Warum ist das falsch?
Alles, was wir in den vergangenen Jahrzehnten über den Tod gehört haben, ist bei genauerer Betrachtung nicht haltbar. Mein neues Buch zielt klar darauf ab, den gesamten Aspekt darzustellen. Und dazu gehört auch, die andere Seite des Todes zu zeigen, die Ängste und die Sorgen, die tief im Inneren jeder von uns vor dem Tod hat. Das ist ein tief sitzender Teil in uns. Wenn wir den außer Acht lassen, werden wir auf einem Auge blind und somit auch leichter von verschiedenen Seiten aus manipulierbar.

Aber Sterben muss jeder von uns. Ist es im Hinblick darauf nicht ratsam, den Blick auf das Positive und Schöne im Leben zu richten?
Das ist schon richtig, aber ich gebe zu bedenken: Selbst bei den Menschen, denen das Sterben völlig egal ist, knabbert die Todesangst an den Knochen. Das merken sie spätestens dann, wenn sie auf einmal unerklärlich Atemnot bekommen oder einen Stich in der Brust spüren. Wenn die Gesundheit für längere Zeit am seidenen Faden hängt, dann wird etwas wach werden. Es treten Ängste hervor. Der Boden des "Der Tod geht mich eh nichts an" gerät ins Wanken.

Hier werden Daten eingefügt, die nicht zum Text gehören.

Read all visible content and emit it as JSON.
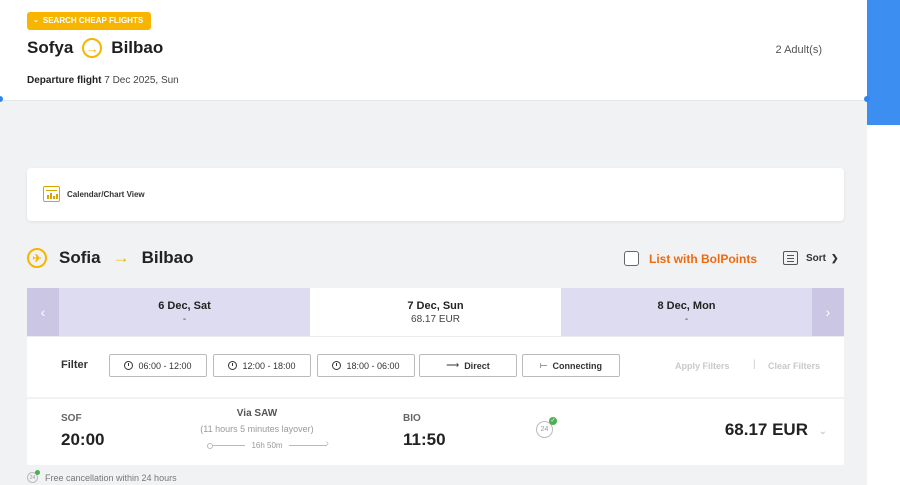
{
  "search_badge": "SEARCH CHEAP FLIGHTS",
  "route": {
    "from": "Sofya",
    "to": "Bilbao"
  },
  "passengers": "2 Adult(s)",
  "departure": {
    "label": "Departure flight",
    "date": "7 Dec 2025, Sun"
  },
  "view_toggle": "Calendar/Chart View",
  "section": {
    "from": "Sofia",
    "to": "Bilbao"
  },
  "bolpoints_label": "List with BolPoints",
  "sort_label": "Sort",
  "dates": [
    {
      "date": "6 Dec, Sat",
      "price": "-"
    },
    {
      "date": "7 Dec, Sun",
      "price": "68.17 EUR"
    },
    {
      "date": "8 Dec, Mon",
      "price": "-"
    }
  ],
  "filter": {
    "label": "Filter",
    "time_slots": [
      "06:00 - 12:00",
      "12:00 - 18:00",
      "18:00 - 06:00"
    ],
    "direct": "Direct",
    "connecting": "Connecting",
    "apply": "Apply Filters",
    "clear": "Clear Filters",
    "separator": "|"
  },
  "flight": {
    "dep_code": "SOF",
    "dep_time": "20:00",
    "via": "Via SAW",
    "layover": "(11 hours 5 minutes layover)",
    "duration": "16h 50m",
    "arr_code": "BIO",
    "arr_time": "11:50",
    "price": "68.17 EUR"
  },
  "free_cancellation": "Free cancellation within 24 hours",
  "colors": {
    "accent": "#f7b500",
    "orange": "#f06a0f",
    "blue": "#3c8ff0",
    "date_strip": "#dedcf0"
  }
}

"Viele, die Sorgen oder Ängste bezüglich des Todes haben, trauen sich nicht darüber zu sprechen. Öffentlich wird darüber einfach nicht geredet. Vielmehr ist die "Genieße dein Leben"-Einstellung in unserer Gesellschaft verankert."

Wie soll man Ihrer Meinung nach dann mit dem Tod umgehen?
Wir müssen uns die Frage stellen, was es für positive Auswirkungen haben kann, wenn wir uns mit der Tatsächlichkeit des Todes auseinandersetzen. Wenn wir die Todesangst, die bei uns allen unter der Decke schläft, kennenlernen. Ich glaube, dass keinem von uns der Tod egal ist. Gleichzeitig soll das aber nicht bedeuten, dass man sich mit dem Tod beschäftigen soll und dann lebt man das Leben mehr. Der Satz "Lebe jeden Tag, als wäre es dein letzter" ist ein grauenhafter. In Wahrheit hätten wir furchtbare Angst, wenn wir wissen würden, dass wir am nächsten Tag sterben.

Lässt sich diese Angst in irgendeiner Weise vermindern?
Das versuche ich auch in meinem Buch zu erklären. Meistens werden Ängste weniger, wenn man sich mit diesen schonungslos auseinandersetzt. Dass man diese Ängste, die bei den meisten da sind, kennenlernt. Je unbewusster uns diese sind, desto verführbarer sind wir. Das haben beispielsweise Politik und Kirche schon immer gemerkt. Durch ein gemeinsames Auseinandersetzen kann man sich in gewisser Hinsicht aber auch verwöhnen und es kann schlussendlich zu einem freudigeren Leben und zu mehr miteinander führen.

Sie beschäftigen sich viel mit negativen Dingen wie Trauer und Tod – wie gehen Sie persönlich damit um?
Ich begebe mich natürlich auch oft in die Banalität des Alltags und verleugne den Tod. Das gibt Sicherheit und tut einem gut. Aber das machen wir Menschen sowieso automatisch. Oft blitzt bei mir auch die Angst vor dem Tod rein – das ist nicht lustig. Es braucht definitiv offenere Gesprächsmöglichkeiten. Viele, die Sorgen oder Ängste bezüglich des Todes haben, trauen sich nicht darüber zu sprechen. Öffentlich wird darüber einfach nicht geredet. Vielmehr ist die "Genieße dein Leben"-Einstellung in unserer Gesellschaft verankert.

Zur Sache

Verdrängen, Beschönigen, Weichzeichnen, Überhöhen - in der Auseinandersetzung mit der eigenen Endlichkeit bemühen wir gerne Trostkonstrukte und Beruhigungsstrategien, Rituale und Scheinberuhigungen. In seinem neuen Buch "Dr. Prein & der Tod" holt Martin Prein, spätestens bekannt durch seinen 2019 erschienenen "Letzte-Hilfe-Kurs", die Menschen aus ihrer Komfortzone in eine Gedankenwelt frei von simplen Heilsversprechen, vorgefertigten Sinnangeboten und religiösen Zugängen.

Mit Erfahrung, Witz und Fingerspitzengefühl nimmt uns Martin Prein mit auf eine Reise voller Begebenheiten, Geschichten und Erfahrungen, an dessen Ende die tröstliche Erkenntnis auf uns wartet: Das Offenlegen unserer tiefsten Angst lohnt sich und macht uns nicht nur freier und lebendiger für unser Dasein im Hier und Jetzt, sondern auch empathischer im Umgang miteinander.

"Dr. Prein & der Tod" ist im Buchhandel erhältlich.